For the past few years, companies of all sizes, including many major corporations, have been exploring how they can leverage blockchain to help them conduct business more quickly, efficiently and effectively. Right now, the technology is making tremendous strides in the enterprise world as more and more companies adopt the technology for their own use. As we continue to develop new blockchain applications, there is a relatively new term that you’ll likely hear more about in the months ahead, namely: “blockchain as a service.”
Blockchain as a service, or BAAS for short, is a technology that enables companies to develop and use blockchain-based technology via cloud-based services, in effect, serving as a middleman between companies and customers.

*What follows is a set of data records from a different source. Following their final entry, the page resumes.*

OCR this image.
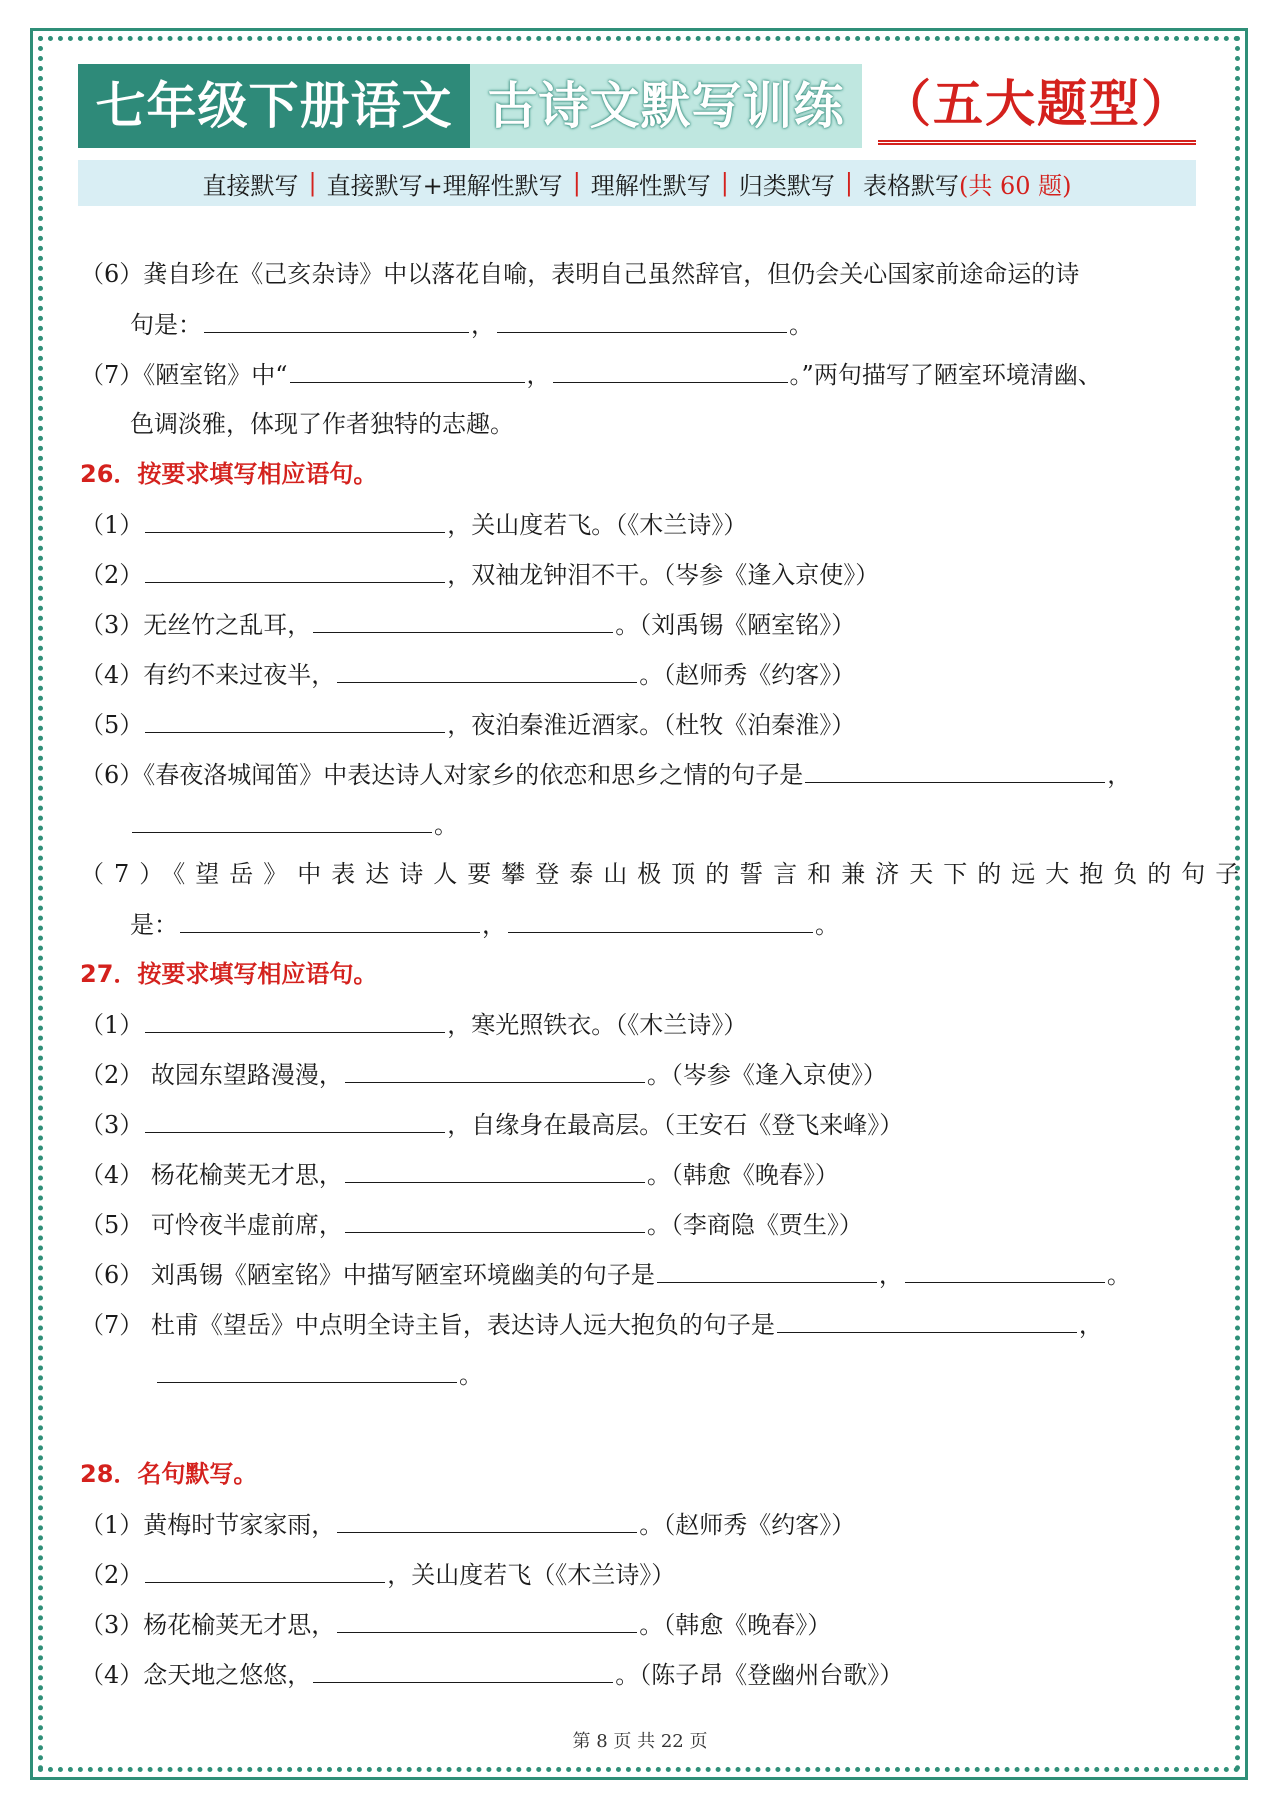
七年级下册语文 古诗文默写训练 （五大题型）
直接默写 | 直接默写+理解性默写 | 理解性默写 | 归类默写 | 表格默写 (共 60 题)
（6）龚自珍在《己亥杂诗》中以落花自喻，表明自己虽然辞官，但仍会关心国家前途命运的诗
句是：	，	。
（7）《陋室铭》中“	，	。”两句描写了陋室环境清幽、
色调淡雅，体现了作者独特的志趣。
26．按要求填写相应语句。
（1）	，关山度若飞。（《木兰诗》）
（2）	，双袖龙钟泪不干。（岑参《逢入京使》）
（3）无丝竹之乱耳，	。（刘禹锡《陋室铭》）
（4）有约不来过夜半，	。（赵师秀《约客》）
（5）	，夜泊秦淮近酒家。（杜牧《泊秦淮》）
（6）《春夜洛城闻笛》中表达诗人对家乡的依恋和思乡之情的句子是	，
。
（7）《望岳》中表达诗人要攀登泰山极顶的誓言和兼济天下的远大抱负的句子
是：	，	。
27．按要求填写相应语句。
（1）	，寒光照铁衣。（《木兰诗》）
（2） 故园东望路漫漫，	。（岑参《逢入京使》）
（3）	，自缘身在最高层。（王安石《登飞来峰》）
（4） 杨花榆荚无才思，	。（韩愈《晚春》）
（5） 可怜夜半虚前席，	。（李商隐《贾生》）
（6） 刘禹锡《陋室铭》中描写陋室环境幽美的句子是	，	。
（7） 杜甫《望岳》中点明全诗主旨，表达诗人远大抱负的句子是	，
。
28．名句默写。
（1）黄梅时节家家雨，	。（赵师秀《约客》）
（2）	，关山度若飞（《木兰诗》）
（3）杨花榆荚无才思，	。（韩愈《晚春》）
（4）念天地之悠悠，	。（陈子昂《登幽州台歌》）
第 8 页 共 22 页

In a way it works like online file-sharing apps that enable one to use a web-based tool to transfer large files from one party to another. Another way to look at it is like a web hosting company, which companies pay to host their websites, provide email functionality and other related features. In the BAAS model, the “host” company with blockchain technology can essentially create a blockchain and charge a fee for its use.
The advantage to companies wanting to use blockchain is that they don’t have to spend significant time, money or IT resources to develop their own blockchain. They can simply pay a fee to contract it out.
Here’s how it works: You decide your company is going to develop its own blockchain ledger, not in-house, but by working with a BAAS partner. So you contact a BAAS provider. You and the provider discuss your needs and goals, and your provider creates the blockchain technology and infrastructure that you will use in exchange for a service fee. Both parties sign a contract that outlines the term of use and the scope of work.
Then, the provider develops and implements the necessary resources and uses the appropriate technology to set up your blockchain-connected nodes. Depending on your needs, your provider will likely recommend one or more of the existing ledgers to “host” your blockchain.
Then, once it’s up, your provider will maintain all the technology on your behalf and also serve as a sort of help desk, should problems occur, so you’ll have the company’s expertise at your fingertips — just a phone, call, email or online chat away. Your provide will also provide a range of support including managing your bandwidth, optimizing your resources, handling online security maintenance, and ongoing diagnostics to ensure that your blockchain continues to run smoothly.
If you decide to pursue this option, you’ll want to do in-depth research before making a commitment, since development costs can get expensive. In a way it’s very much like app development was a few years ago from a process point-of-view. You’ll need to define exactly what you want to accomplish with your blockchain and how you will use it. For example, financial institutions might use it for transactional purposes, while human resources companies and departments might want the capability to access detailed candidate databases. There are many other ways that blockchain technology can be used, so it really is worth taking the time to determine your needs and talk with a blockchain expert.
One final note on this point: make sure the company you work with knows the industry inside and out.
Already, some cloud providers are offering this service with many more on the way. It will be interesting to learn how this affects costs in the months and years ahead.In the 1990s, when web hosting became accessible, web hosting used to be relatively costly. Today, with web hosting commonplace, you can host a website for a few dollars a month. Will the same thing happen in the BAAS industry? Time will tell.